The theory makes sense. And the public is still wary of Republican economic policies. But it’s going to be awfully tough for Obama to make the case for steady improvement under his watch. That became clearer than ever on Thursday, with the latest gloomy economic projections by the White House’s Office of Management and Budget. The OMB now expects unemployment to average 9% next year, higher than it had previously envisioned, and to stay above seven percent until 2015.

When the “substantial” economic “turbulence” of the last two months are considered, the administration expects the economy to grow as little as 1.7 percent in 2011 compared to last year. That is down from a rosier projection of 2.7 percent growth, made in February.
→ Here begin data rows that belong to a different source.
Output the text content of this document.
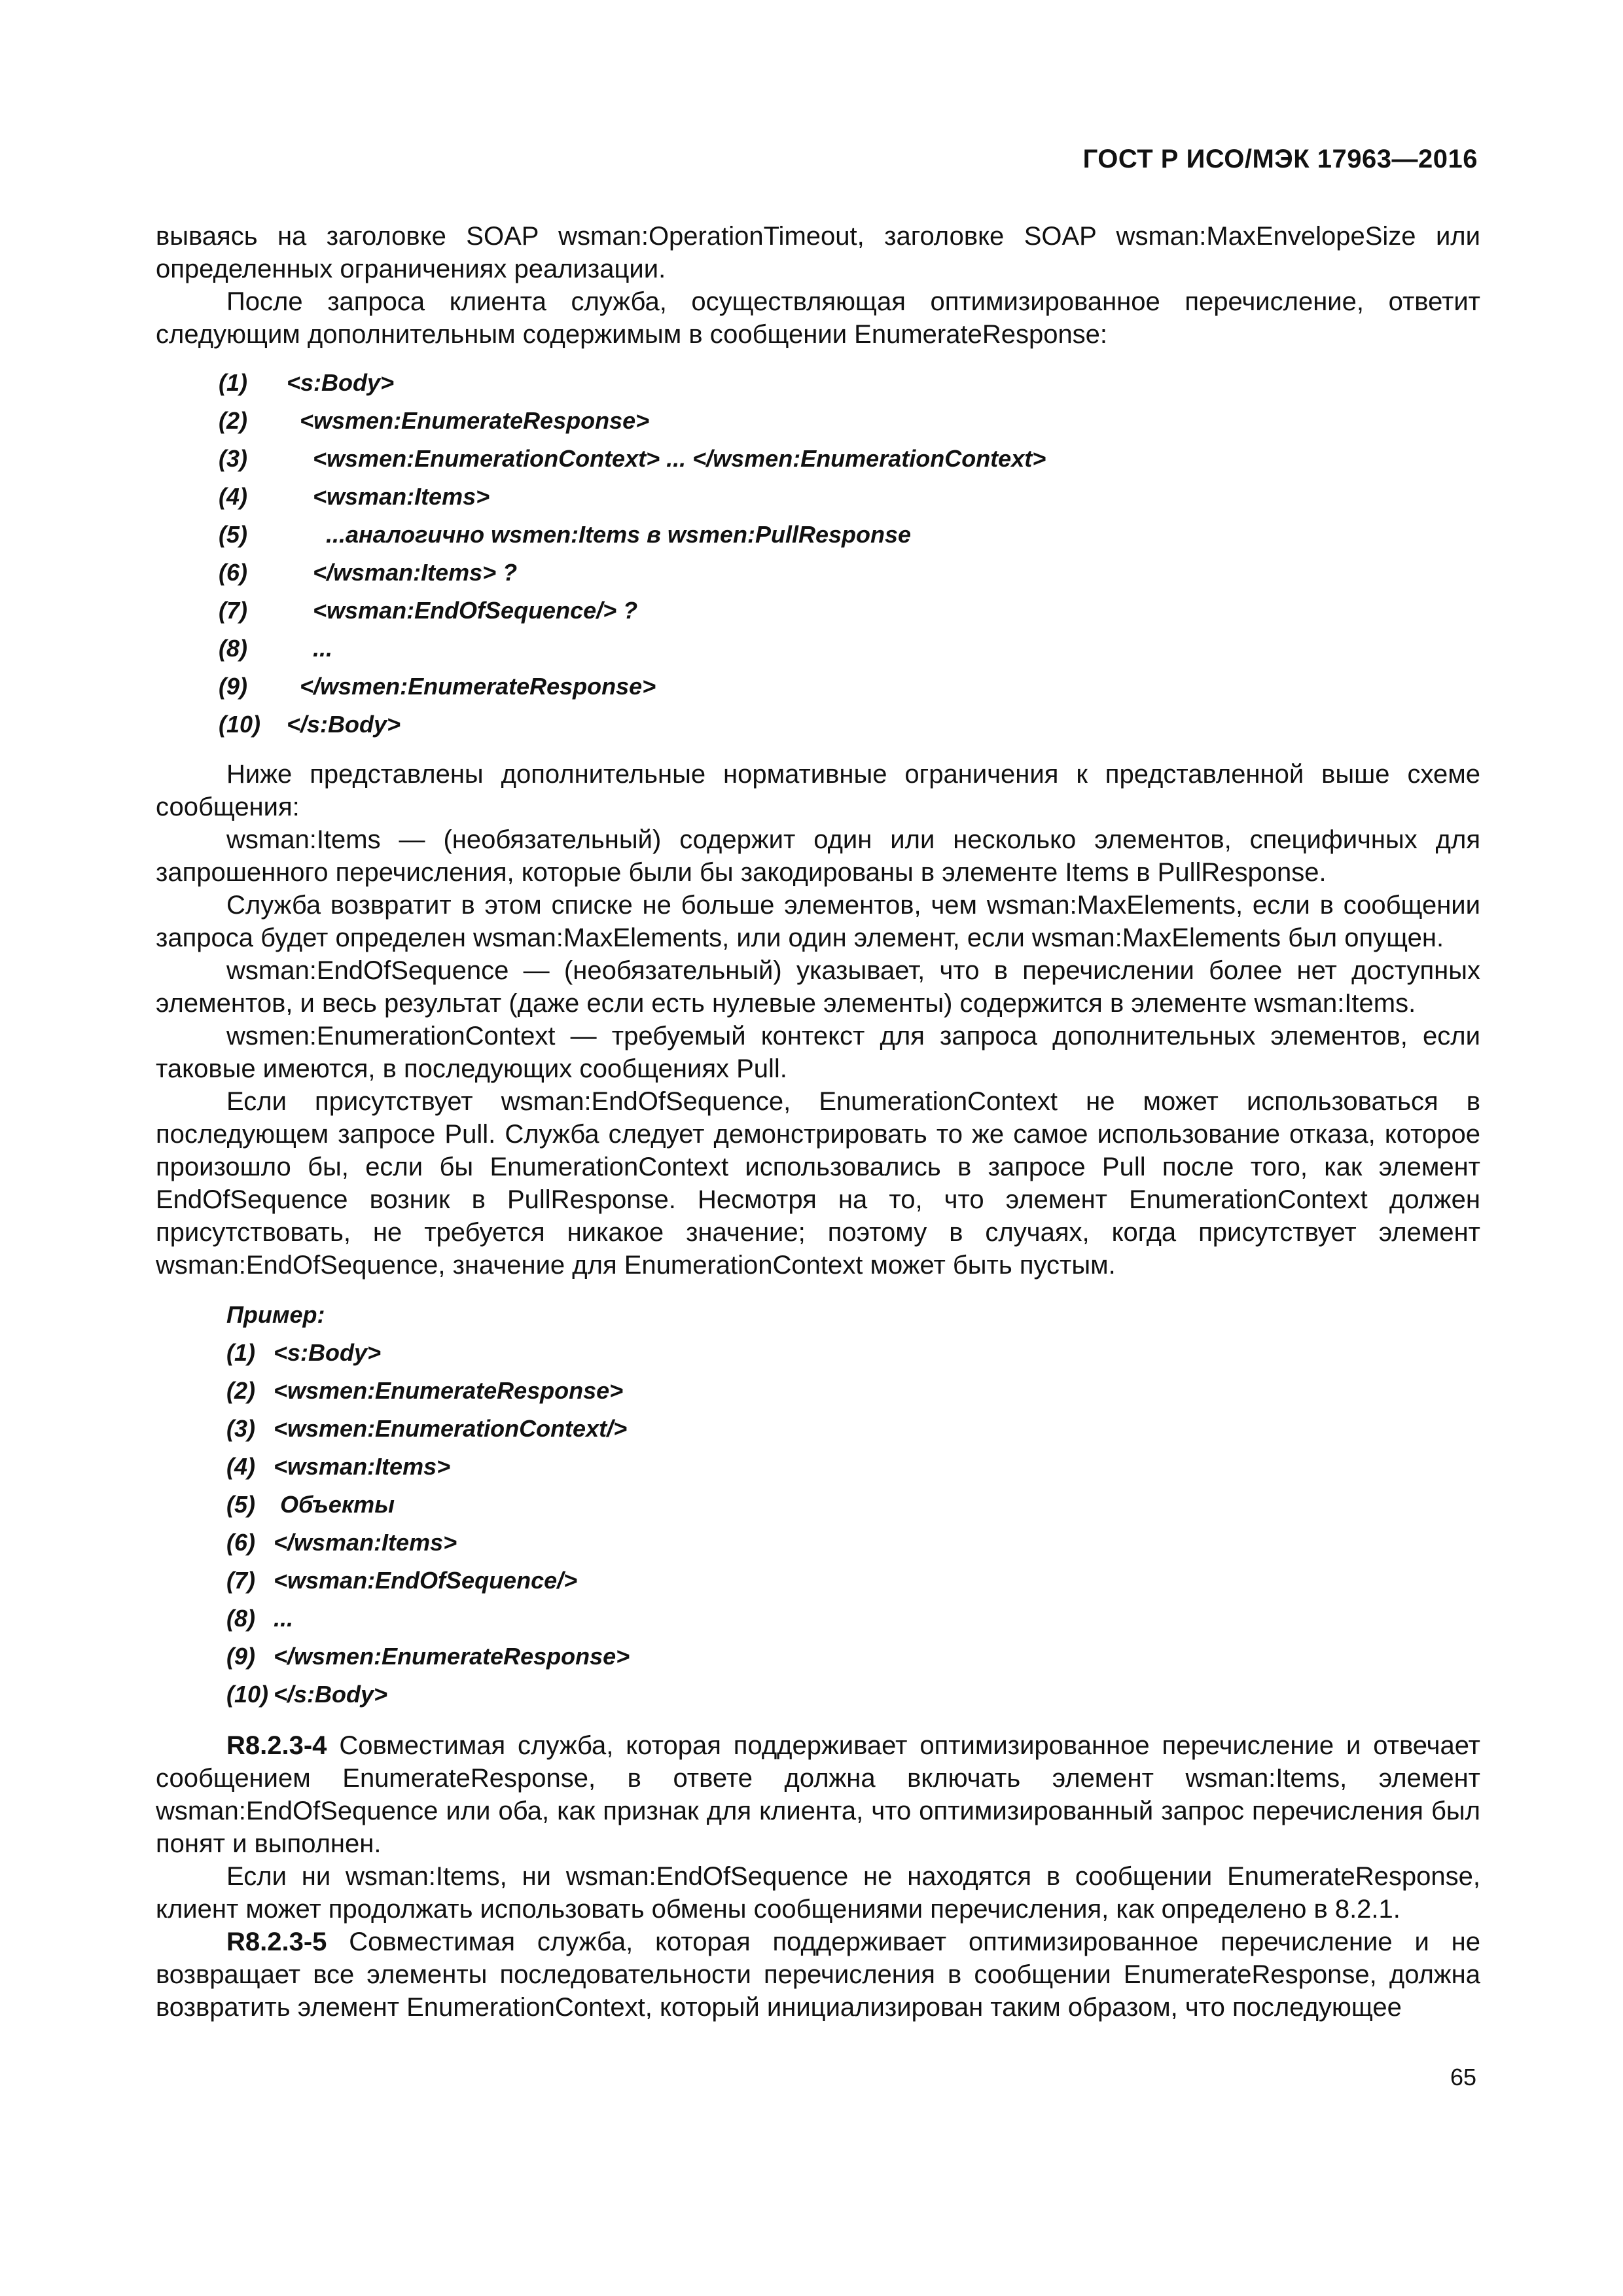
ГОСТ Р ИСО/МЭК 17963—2016

вываясь на заголовке SOAP wsman:OperationTimeout, заголовке SOAP wsman:MaxEnvelopeSize или определенных ограничениях реализации.

После запроса клиента служба, осуществляющая оптимизированное перечисление, ответит следующим дополнительным содержимым в сообщении EnumerateResponse:

(1)	<s:Body>
(2)	<wsmen:EnumerateResponse>
(3)	<wsmen:EnumerationContext> ... </wsmen:EnumerationContext>
(4)	<wsman:Items>
(5)	...аналогично wsmen:Items в wsmen:PullResponse
(6)	</wsman:Items> ?
(7)	<wsman:EndOfSequence/> ?
(8)	...
(9)	</wsmen:EnumerateResponse>
(10)	</s:Body>

Ниже представлены дополнительные нормативные ограничения к представленной выше схеме сообщения:

wsman:Items — (необязательный) содержит один или несколько элементов, специфичных для запрошенного перечисления, которые были бы закодированы в элементе Items в PullResponse.

Служба возвратит в этом списке не больше элементов, чем wsman:MaxElements, если в сообщении запроса будет определен wsman:MaxElements, или один элемент, если wsman:MaxElements был опущен.

wsman:EndOfSequence — (необязательный) указывает, что в перечислении более нет доступных элементов, и весь результат (даже если есть нулевые элементы) содержится в элементе wsman:Items.

wsmen:EnumerationContext — требуемый контекст для запроса дополнительных элементов, если таковые имеются, в последующих сообщениях Pull.

Если присутствует wsman:EndOfSequence, EnumerationContext не может использоваться в последующем запросе Pull. Служба следует демонстрировать то же самое использование отказа, которое произошло бы, если бы EnumerationContext использовались в запросе Pull после того, как элемент EndOfSequence возник в PullResponse. Несмотря на то, что элемент EnumerationContext должен присутствовать, не требуется никакое значение; поэтому в случаях, когда присутствует элемент wsman:EndOfSequence, значение для EnumerationContext может быть пустым.

Пример:
(1) <s:Body>
(2) <wsmen:EnumerateResponse>
(3) <wsmen:EnumerationContext/>
(4) <wsman:Items>
(5) Объекты
(6) </wsman:Items>
(7) <wsman:EndOfSequence/>
(8) ...
(9) </wsmen:EnumerateResponse>
(10) </s:Body>

R8.2.3-4 Совместимая служба, которая поддерживает оптимизированное перечисление и отвечает сообщением EnumerateResponse, в ответе должна включать элемент wsman:Items, элемент wsman:EndOfSequence или оба, как признак для клиента, что оптимизированный запрос перечисления был понят и выполнен.

Если ни wsman:Items, ни wsman:EndOfSequence не находятся в сообщении EnumerateResponse, клиент может продолжать использовать обмены сообщениями перечисления, как определено в 8.2.1.

R8.2.3-5 Совместимая служба, которая поддерживает оптимизированное перечисление и не возвращает все элементы последовательности перечисления в сообщении EnumerateResponse, должна возвратить элемент EnumerationContext, который инициализирован таким образом, что последующее

65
That’s nothing compared to the growth rate enjoyed by Reagan in 1984 (7.2% for the year) and FDR in 1936 (13.1%). I suppose there’s still time for the economy to start turning the corner in a way that benefits Obama. But there’s still plenty of reason to think things might get worse before they get better, including the seeming Gordian knot of the Euro Zone’s financial crisis, which drags on the global economy and keeps the risk of a 2008-style economic catastrophe hovering in the minds of investors.

If the OMB projection is right, then, and bear in mind that official economic projections have consistently been too rosy since the great crash of 2008, the economy is likely to feel about as stagnant a year from now as it does today. That means the argument that the economy is improving will ring hollow, especially among voters jaded from hearing such talk for months now. (Remember the “recovery summer” of 2010?)

Which leaves Obama with the negative case, the argument that Republican policies got us into this mess and will only make things worse. I don’t discount the power of this argument (especially if Rick Perry is the nominee and Obama successfully paints him as an extremist.). But Obama and the Democrats tried that message in the fall of 2010, and it wasn’t nearly enough to save them. The haunting question for Obama is why 2012 will be any different.